Once the monster was created from her daughter’s drawing, it served an interesting purpose; helping her daughter sleep more soundly with the protection of a toy.
Through word-of-mouth advertising, her friendly monster toy grew as she wasn’t the only parent on the block who needed a way to get her children to sleep at night.
That was when Lyla Tov Monsters was born.
Over the course of the next three years, the Black home in Astoria turned into a mini factory where the handmade toys were created.
Her husband Eric manages web sales, marketing and corporate matters for the company and her daughter Lyla, now 6 years old, handles the creative control side of things, picking out fabrics and deciding what parts go where on the toys.

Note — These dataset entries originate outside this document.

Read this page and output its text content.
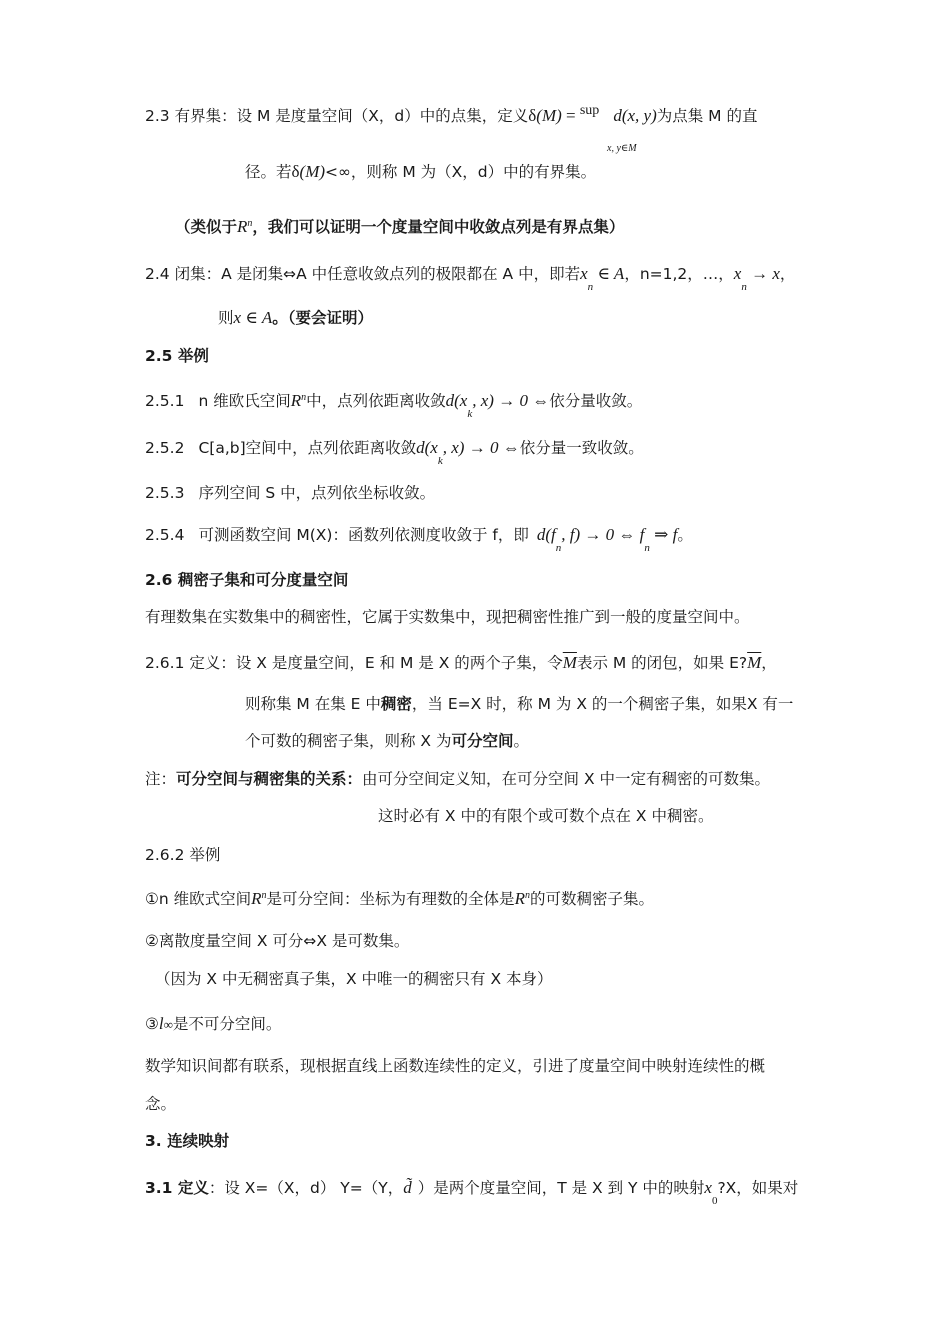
2.3 有界集：设 M 是度量空间（X，d）中的点集，定义δ(M) = sup d(x, y)为点集 M 的直
x, y∈M
径。若δ(M)<∞，则称 M 为（X，d）中的有界集。
（类似于$R^n$，我们可以证明一个度量空间中收敛点列是有界点集）
2.4 闭集：A 是闭集⇔A 中任意收敛点列的极限都在 A 中，即若$x_n$ ∈ A，n=1,2，…，$x_n \to x$，
则x ∈ A。（要会证明）
2.5 举例
2.5.1 n 维欧氏空间$R^n$中，点列依距离收敛$d(x_k$, x) → 0 ⇔依分量收敛。
2.5.2 C[a,b]空间中，点列依距离收敛$d(x_k$, x) → 0 ⇔依分量一致收敛。
2.5.3 序列空间 S 中，点列依坐标收敛。
2.5.4 可测函数空间 M(X)：函数列依测度收敛于 f，即 $d(f_n$, f) → 0 ⇔ $f_n$ ⇒ f。
2.6 稠密子集和可分度量空间
有理数集在实数集中的稠密性，它属于实数集中，现把稠密性推广到一般的度量空间中。
2.6.1 定义：设 X 是度量空间，E 和 M 是 X 的两个子集，令$\overline{M}$表示 M 的闭包，如果 $E?\overline{M}$，
则称集 M 在集 E 中稠密，当 E=X 时，称 M 为 X 的一个稠密子集，如果X 有一
个可数的稠密子集，则称 X 为可分空间。
注：可分空间与稠密集的关系：由可分空间定义知，在可分空间 X 中一定有稠密的可数集。
这时必有 X 中的有限个或可数个点在 X 中稠密。
2.6.2 举例
①n 维欧式空间$R^n$是可分空间：坐标为有理数的全体是$R^n$的可数稠密子集。
②离散度量空间 X 可分⇔X 是可数集。
（因为 X 中无稠密真子集，X 中唯一的稠密只有 X 本身）
③l∞是不可分空间。
数学知识间都有联系，现根据直线上函数连续性的定义，引进了度量空间中映射连续性的概
念。
3. 连续映射
3.1 定义：设 X=（X，d） Y=（Y，d̃ ）是两个度量空间，T 是 X 到 Y 中的映射$x_0?X$，如果对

Consequentially, Lyla Tov means good night in Hebrew, so Erin thought there was no better tagline for the company than that of her daughter’s name, especially because it was Lyla’s idea in the first place.
“They really work,” said Erin.
Relying on first hand experience and customer feedback, she said that many neighborhood parents have become repeat customers.
She believes the toys are a success because the idea came from a 3-year-old’s mind, something that resonates with children instead of a theory created by adults.
To help get the word out, Lyla Tov Monsters has attended major conventions and grew even more utilizing social media.
“Demand is a great problem to have, but we found ourselves running out of production room, manpower and funding to reach the next level,” Eric said. He urges people interested in her company to fund them on Kickstarter, look into their website or visit their pages on Facebook and Twitter.
Erin said that with the money they receive for funding will help Lyla Tov Monsters expand its reach into a full time facility outside of the family’s home.
So far, the company has been apart of the Toy Industry Association’s 2012 Toy Fair in New York City and has clients like the Jewish Museum in NYC along with a bevy of boutiques around the country.
A portion of all sales goes to the charity of their daughter Lyla’s choosing.